И я обратился к замечательному чтецу, старинному моему другу Антону Исааковичу Шварцу.
– Антон Исаакович, какая у вас нога?
– Я ношу сорок второй размер.
– И у меня сорок второй. Одолжите мне на один вечер ваши лакированные ботинки.
И он одолжил пару новых, ни разу еще не надеванных концертных ботинок с условием, что я переобуюсь сразу же после концерта – по улице в лаковой обуви не пойду – и назавтра верну ему: вечером у него концерт, а постоянные его ботинки в ремонте.
И вот настал день моего первого выступления. День, когда я не ел. Не пил. Не спал. Не лежал. Не сидел. Не стоял. Не ходил. И не бегал. А в немыслимой тоске слонялся… Хожу по квартире, стараюсь не думать о вечере – сердечная муть. Подумаешь – сердце вскакивает в глотку, и кажется, кто-то жует его… Я так измучился, так исстрадался, что решил уйти в филармонию засветло: больше ждать я не мог. И мать, очевидно, хотела сказать мне что-то напутственное. Она позвала меня… Но у меня не было рассчитано сил, чтобы еще диспутировать с матерью. Услышав свое имя, я чуть не упал – так мне стало от него плохо… Я спросил:
– Почему ты так странно смотришь?
– Никак я особенно не смотрю…
Я взял под мышку коробку с ботинками Шварца и отправился.
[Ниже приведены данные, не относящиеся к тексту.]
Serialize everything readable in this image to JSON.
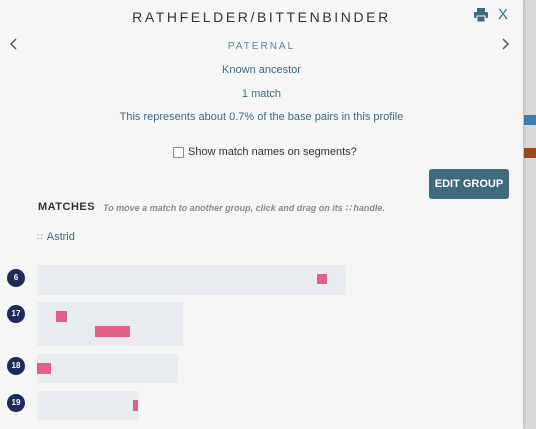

И вот впервые в жизни я вошел в филармонию не с главного хода, откуда пускают публику, а с "шестого" – артистического – подъезда. С подъезда, куда я иногда заходил, чтобы взять пропуск, оставленный знакомым дирижером. И уж побывав там, в тот вечер находился в состоянии великой немоты и восторга от мысли, что приобщился.
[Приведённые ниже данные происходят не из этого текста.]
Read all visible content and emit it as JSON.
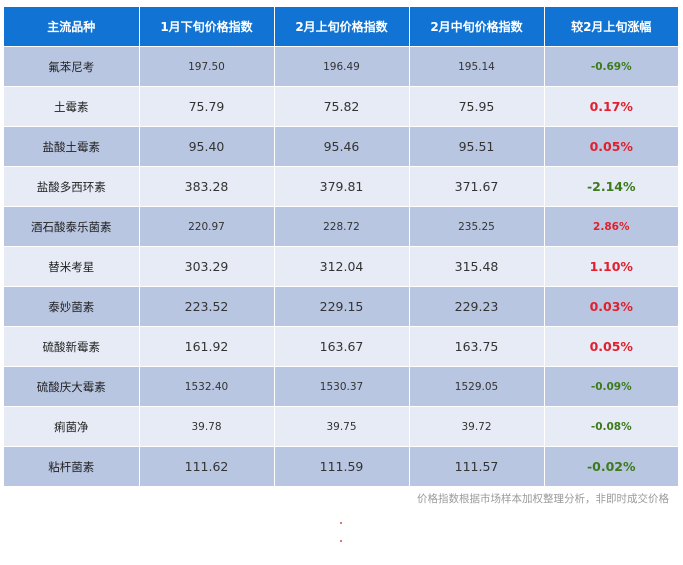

Я пришел часа за два до концерта, когда никого еще не было, и вступил в слабо освещенную голубую гостиную – артистическую, устланную голубым пушистым ковром, уставленную голубой мебелью и украшенную огромными зеркалами в золотых рамах…
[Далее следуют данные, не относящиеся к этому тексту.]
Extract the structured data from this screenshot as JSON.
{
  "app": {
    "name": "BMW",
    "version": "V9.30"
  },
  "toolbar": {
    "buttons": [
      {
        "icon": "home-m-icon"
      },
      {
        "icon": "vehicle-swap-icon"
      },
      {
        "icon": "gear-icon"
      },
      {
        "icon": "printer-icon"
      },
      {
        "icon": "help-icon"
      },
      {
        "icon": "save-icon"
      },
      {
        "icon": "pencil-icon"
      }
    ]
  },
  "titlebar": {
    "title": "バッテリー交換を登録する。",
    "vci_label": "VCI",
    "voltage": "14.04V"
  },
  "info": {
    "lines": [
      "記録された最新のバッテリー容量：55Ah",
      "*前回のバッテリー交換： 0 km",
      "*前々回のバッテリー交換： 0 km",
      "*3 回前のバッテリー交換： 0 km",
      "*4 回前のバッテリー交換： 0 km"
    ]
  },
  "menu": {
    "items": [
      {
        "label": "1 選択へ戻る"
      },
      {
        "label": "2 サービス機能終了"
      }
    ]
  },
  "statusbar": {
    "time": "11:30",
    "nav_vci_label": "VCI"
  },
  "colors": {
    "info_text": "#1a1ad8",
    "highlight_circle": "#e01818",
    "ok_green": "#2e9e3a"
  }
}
Я был один и не берусь объяснить, от кого я прятал ноги в носках под диван, пока обувался в ботинки Шварца. Но когда завязал тесемки и встал, выяснилось, что они мне впору только по длине. В ширину же они были такие узенькие, что ступни сложились в них лодочками. Я потерял устойчивость. При этом подошвы были у них не плоские, а какие-то полукруглые, скользкие, словно натертые специальной мастикой. Я и шага еще не ступил, а мне уже казалось, что я, как на лыжах, лечу с горы. Хватаясь за мебель, я попробовал пройтись, и тут выяснилось вдобавок, что они не гнутся в подъеме, и надо ходить, высоко поднимая ноги, словно на них надеты серпы для лазания по телефонным столбам…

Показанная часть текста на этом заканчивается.